High school students will follow a block schedule where they have two classes per day, each lasting 2.5 hours (which includes time for breaks), plus a third class at the end of the day during “flex” time that can include band, choir, and advanced placement courses. This will limit the amount of time they spend changing classrooms and walking through the hallways, which will be one-way corridors.

There were questions raised about when students have to wear face coverings. With a few exceptions, kids of all ages will have to wear a face covering of some kind the whole day. Students and staff will have a few different styles of face shields to choose from to wear in the school building, and they will wear their own cloth masks when riding the bus.

The buses will be sanitized with a fine mist approved by the Centers for Disease Control. Students will have assigned seats, and will be assigned to sit with their siblings to avoid unnecessary mingling that might spread germs. Those who do not have siblings on the bus will sit alone.

Noll said the district will schedule “mask breaks” throughout the day where the students can take off their masks for a short time. She added that young children will not be required to wear their masks outside during recess.

The superintendent stressed the importance of washing hands to control the pandemic. Kids are asked to sing the Happy Birthday song twice as they wash their hands, to make sure they’re doing it long enough to thoroughly coat their hands in soap. The district’s principals have set up hand sanitizing stations in each room.

Custodial staff will clean the school with disinfectant each night, and every classroom will be fogged with a disinfectant mist.
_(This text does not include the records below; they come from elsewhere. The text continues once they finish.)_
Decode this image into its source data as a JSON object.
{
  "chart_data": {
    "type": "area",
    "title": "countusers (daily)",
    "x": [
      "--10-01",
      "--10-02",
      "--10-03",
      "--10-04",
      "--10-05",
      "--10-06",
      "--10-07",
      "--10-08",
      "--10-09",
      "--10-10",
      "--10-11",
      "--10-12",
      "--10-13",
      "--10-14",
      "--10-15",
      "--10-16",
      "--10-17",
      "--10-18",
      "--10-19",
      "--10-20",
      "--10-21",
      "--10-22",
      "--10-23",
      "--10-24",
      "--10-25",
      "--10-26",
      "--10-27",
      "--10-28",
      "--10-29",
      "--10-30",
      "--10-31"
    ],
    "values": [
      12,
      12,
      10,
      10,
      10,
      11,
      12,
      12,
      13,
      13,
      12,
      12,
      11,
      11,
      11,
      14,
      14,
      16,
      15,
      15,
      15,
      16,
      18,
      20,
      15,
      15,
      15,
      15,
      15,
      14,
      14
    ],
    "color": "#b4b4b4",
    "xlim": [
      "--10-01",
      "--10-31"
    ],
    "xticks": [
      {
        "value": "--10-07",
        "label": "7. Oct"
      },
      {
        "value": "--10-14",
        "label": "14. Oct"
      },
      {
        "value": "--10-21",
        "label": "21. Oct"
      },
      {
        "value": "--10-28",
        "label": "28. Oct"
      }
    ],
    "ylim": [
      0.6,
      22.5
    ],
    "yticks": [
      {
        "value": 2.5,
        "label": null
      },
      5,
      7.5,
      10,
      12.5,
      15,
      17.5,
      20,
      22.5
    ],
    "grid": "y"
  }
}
Not only that, but every bathroom, door handle and handrail will be cleaned every two hours, and table tops will be cleaned between groups. The tops of the hand sanitizers themselves will be cleaned every two hours, too. Noll explained the district couldn’t get the automatic dispensers because they’re sold out and on back order.

The district will not give out awards for perfect attendance this year because it doesn’t want students to come to school when they’re sick in order to get an award.

Another change is that volunteers will not be invited into the building. Noll said this was a tough decision because “We appreciate all that you do, and so many times we cannot do our job without those volunteers and visitors in the classroom that help so much.” Noll said she hopes to be able to change that guideline later in the school year, but the district has to implement now to be on the safe side.